Tax Matters | Contracts for the Use of Shops in Shopping Centres – are they subject to Stamp Duty?

Paulo Cordeiro de Sousa*

The Supreme Court (“TUI” – Tribunal de Última Instância) issued a decision on 16 October 2019 that resulted in a number of contracts for the use of shops in a certain shopping centre in Macau being subject to the payment of Stamp Duty (“SD”). The tax administration had assessed SD on several contracts and required the company that manages the shopping centre to pay the SD. Rental contracts are subject to the payment of SD, but on a number of occasions the TUI and the Court of Second Instance (“TSI” – Tribunal de Segunda Instância) had ruled that Contracts for the Use of Shops in Shopping Centres (“CUSSC”) are different from normal rental contracts, and therefore should not be deemed taxable under the SD Regulations – which expressly covers only tax rental contracts. So, why has the TUI issued a decision on 16 October 2019 that seems to contradict previous settled case law of the high courts (TUI and TSI)? But there is no contradiction.

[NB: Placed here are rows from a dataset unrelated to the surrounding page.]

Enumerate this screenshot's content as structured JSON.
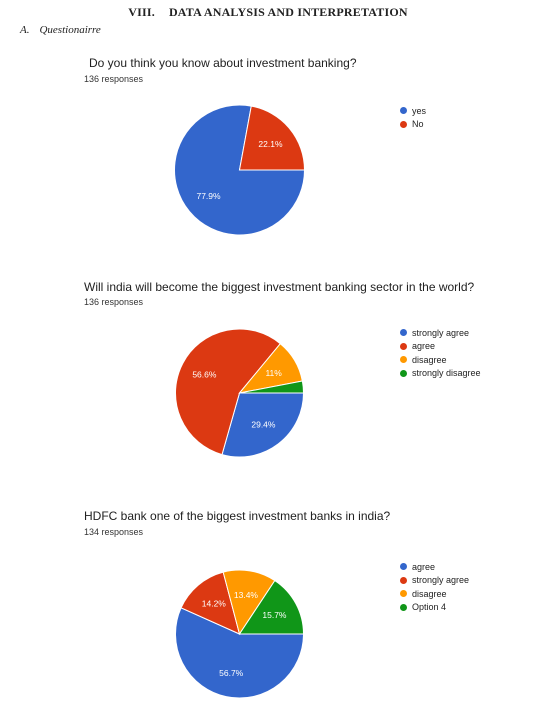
{
  "document": {
    "section_number": "VIII.",
    "section_title": "DATA ANALYSIS AND INTERPRETATION",
    "subsection_letter": "A.",
    "subsection_title": "Questionairre"
  },
  "colors": {
    "blue": "#3366cc",
    "red": "#dc3912",
    "orange": "#ff9900",
    "green": "#109618"
  },
  "chart_data": [
    {
      "type": "pie",
      "title": "Do you think you know about investment banking?",
      "subtitle": "136 responses",
      "labels": [
        "yes",
        "No"
      ],
      "values": [
        77.9,
        22.1
      ],
      "data_labels": [
        "77.9%",
        "22.1%"
      ],
      "colors": [
        "#3366cc",
        "#dc3912"
      ],
      "legend_position": "right"
    },
    {
      "type": "pie",
      "title": "Will india will become the biggest investment banking sector in the world?",
      "subtitle": "136 responses",
      "labels": [
        "strongly agree",
        "agree",
        "disagree",
        "strongly disagree"
      ],
      "values": [
        29.4,
        56.6,
        11,
        3.0
      ],
      "data_labels": [
        "29.4%",
        "56.6%",
        "11%",
        ""
      ],
      "colors": [
        "#3366cc",
        "#dc3912",
        "#ff9900",
        "#109618"
      ],
      "legend_position": "right"
    },
    {
      "type": "pie",
      "title": "HDFC bank one of the biggest investment banks in india?",
      "subtitle": "134 responses",
      "labels": [
        "agree",
        "strongly agree",
        "disagree",
        "Option 4"
      ],
      "values": [
        56.7,
        14.2,
        13.4,
        15.7
      ],
      "data_labels": [
        "56.7%",
        "14.2%",
        "13.4%",
        "15.7%"
      ],
      "colors": [
        "#3366cc",
        "#dc3912",
        "#ff9900",
        "#109618"
      ],
      "legend_position": "right"
    }
  ]
}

The TUI’s decision of 16 October 2019 does not rule that the CUSSC are subject to SD. It is a ruling taken for unification of jurisprudence – in fact, its aim is to create a precedent that, from now on, is mandatory for all courts in Macau. The law allows the TUI to issue these kinds of decisions in cases where there are two contradictory decisions taken by the TUI or one taken by the TUI and another by the TSI.
The situation was as following: The tax administration has considered that several CUSSC, relating to a certain shopping centre, should be subject to the payment of SD. Knowing that the settled case law of the Macanese high courts is that such contracts are not subject to SD, the management company has challenged the tax administration’s position in the Administrative Court. The latter considered that, prior to filing the lawsuit in court, the management company should have filed an administrative appeal, under the terms of article 2 of Law 12/2003, and thus ruled the lawsuit as inadmissible.
The management company appealed to the TSI, arguing that Law 12/2003 was not applicable to the SD – as has been previously ruled by the TSI in other occasions. The TSI ruled in favour of the management company. The tax administration appealed to the TUI. The TUI had previously ruled, through a decision taken in 23 July 2014, that although Law 12/2003 is labelled “Amending the Professional Tax Regulations and the Complementary Income Regulations” (i.e. the Personal Income Tax – “PIT” – and the Corporate Income Tax – “CIT”), its article 2 applies to all taxes in general, meaning that it also applies to the SD. As mentioned, article 2 of Law 12/2003 sets forth that, save for some exceptions, taxpayers may only challenge a tax assessment in court after having previously filed an administrative appeal. The TSI had previously ruled on the contrary, arguing that Law 12/2003 applied only to PIT and CIT. Now, it has been ultimately decided by the TUI that article 2 of Law 12/2003 applies to all taxes, SD included.
In my opinion, it is strange to determine that a law labelled as amending two specific taxes should also apply to all taxes. If the lawmakers had this intention, they would have stated so. The decision of the TUI may open many doubts regarding the application of certain provisions of other laws to situations to which they have not been approved by the lawmakers.
So, the fact is that the court’s unanimous position is that the CUSSC are not subject to SD, but the tax administration’s position is that they are. If the taxpayers wish to challenge the tax administration’s position, they must first file an administrative appeal, and only afterwards a lawsuit in court, otherwise they may lose the opportunity to do so. It does not seem to make much sense.